B. Absolver a RECORRENTE da sanção acessória de interdição do exercício de actividades de operação de tratamento de VFV que dependam de título público ou de autorização ou homologação de autoridade pública, pelo período máximo de dois anos, prevista pelos artigos 30º, nº 1, alínea b), 31º, nº 2 e 32º da Lei 50/2006, de 29.08, na redacção da Lei nº 89/2009, de 31.08.
C. Condenar a RECORRENTE na sanção acessória de remoção de todos os VFV existentes e armazenados nas suas instalações sitas na Rua … Torres Novas, no prazo máximo de 30 dias, devendo, após decurso do referido prazo, e em 15 dias úteis, comprovar nos autos a reposição da situação anterior à prática da infracção e a entrega dos resíduos em gestor devidamente autorizado para respectiva valorização ou eliminação (artigo 30º, nº 1, alínea j) Lei 50/2006, na redacção da Lei 89/2009, de 31 de Agosto).
…”

4. Uma vez mais inconformada recorre a arguida, extraindo da respectiva motivação as seguintes conclusões:

1. A falta de documentação dos actos da audiência leva a que estejamos perante uma nulidade insanável do processo, devendo o julgamento ser repetido.
2. A não se considerar assim, a falta de documentação dos actos da audiência supostamente autorizada pela lei (art. 66.º, DL 433/82), assim como a proibição de recurso da matéria de facto (art. 75º), afrontam os princípios constitucionais do processo equitativo e do direito de defesa do arguido (arts. 20º - 4, 32º - 10, Const.), padecendo aquelas normas de inconstitucionalidade material.

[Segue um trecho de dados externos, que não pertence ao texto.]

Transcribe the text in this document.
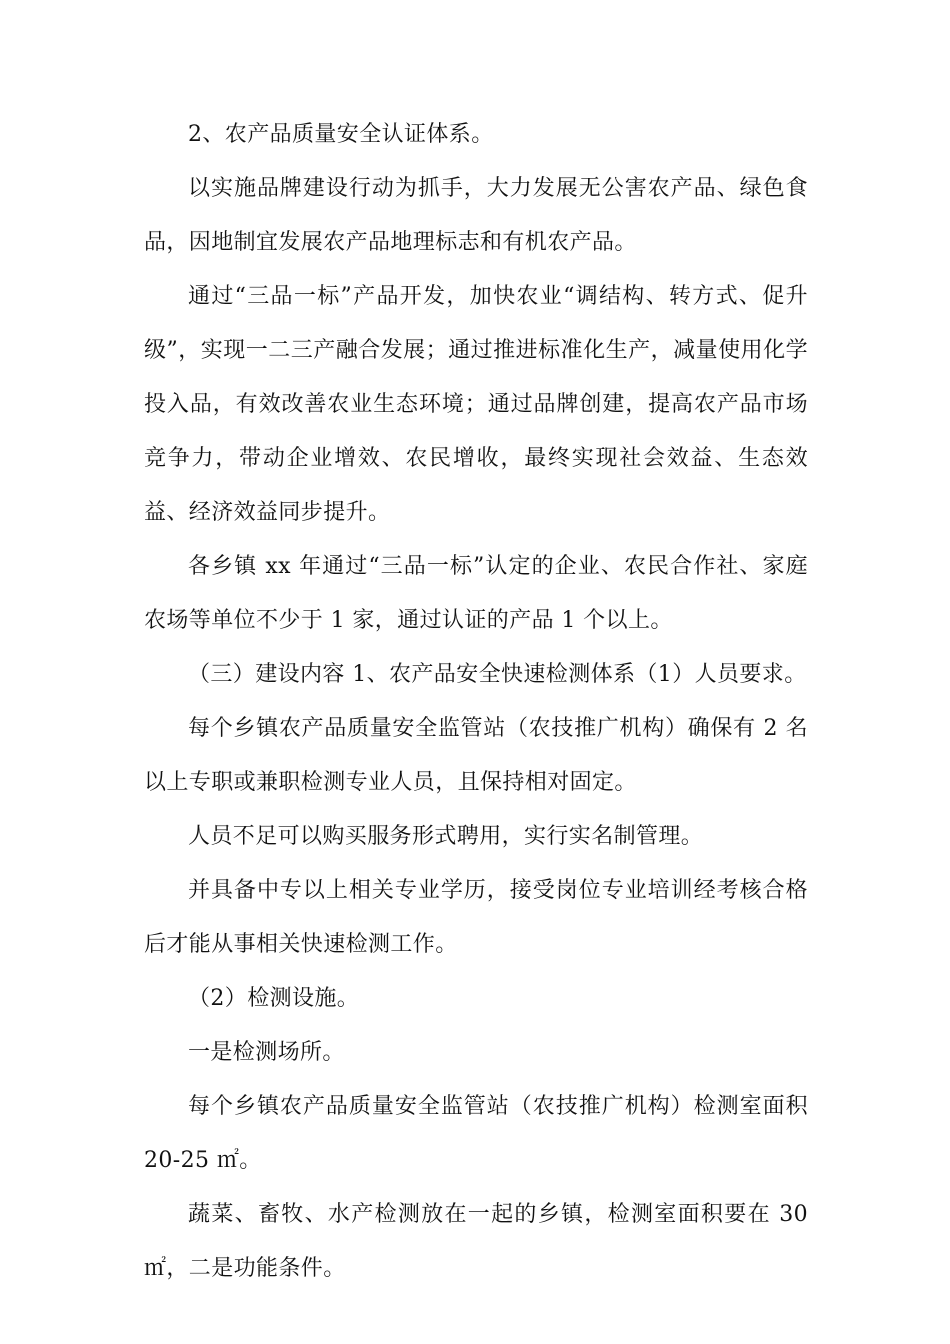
2、农产品质量安全认证体系。

以实施品牌建设行动为抓手，大力发展无公害农产品、绿色食品，因地制宜发展农产品地理标志和有机农产品。

通过“三品一标”产品开发，加快农业“调结构、转方式、促升级”，实现一二三产融合发展；通过推进标准化生产，减量使用化学投入品，有效改善农业生态环境；通过品牌创建，提高农产品市场竞争力，带动企业增效、农民增收，最终实现社会效益、生态效益、经济效益同步提升。

各乡镇 xx 年通过“三品一标”认定的企业、农民合作社、家庭农场等单位不少于 1 家，通过认证的产品 1 个以上。

（三）建设内容 1、农产品安全快速检测体系（1）人员要求。

每个乡镇农产品质量安全监管站（农技推广机构）确保有 2 名以上专职或兼职检测专业人员，且保持相对固定。

人员不足可以购买服务形式聘用，实行实名制管理。

并具备中专以上相关专业学历，接受岗位专业培训经考核合格后才能从事相关快速检测工作。

（2）检测设施。

一是检测场所。

每个乡镇农产品质量安全监管站（农技推广机构）检测室面积 20-25 ㎡。

蔬菜、畜牧、水产检测放在一起的乡镇，检测室面积要在 30 ㎡，二是功能条件。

3. A decisão judicial sofre de contradição insanável da fundamentação, como se diz na alegação, além de ser insuficiente para a decisão a matéria de facto apurada e dada como provada já que se ignora quem retirou peças de veículos, que peças, e quando, sendo que também a fundamentação de direito da decisão é insuficiente, (art. 410º - 2, C.P. Penal, ex vi art. 41º, DL 433/82).
4. Do nº 2 dos factos dados como provados consta que se verificou que a recorrente procedia à venda de peças usadas de veículos automóveis a clientes e, bem assim, à remoção e reutilização de peças de veículos que tinha e teve parqueados nas suas instalações, deve salientar-se desde logo que a M.ma Juiz, por certo, interpretou mal as pretensas declarações de algumas testemunhas da arguida, nomeadamente de B... de quem diz que admitiu que se um cliente quisesse uma peça pequena que não tivesse disponível, e tal peça estivesse num dos veículos que estavam a aguardar o abate a retiraria.
5. Contudo tal resposta tem uma condicionante “Se”, e a questão foi colocada no plano de hipótese académica, pelo que não quer dizer que tal tenha sucedido. Acresce que o processo Penal não se coaduna com “ses”, com hipóteses, mas sim com factos concretos, assim jamais poderia ter sido utilizada tal motivação para fundamentar o facto nº 2 dos factos dados como provados.
6. Acresce que A... negou que se fizessem operações de desmantelamento nas instalações da arguida, uma vez que o seu empregado (B...) não tem ordens para tal, já se fizeram sim mas antes desta legislação que regula agora a matéria (portanto 2002).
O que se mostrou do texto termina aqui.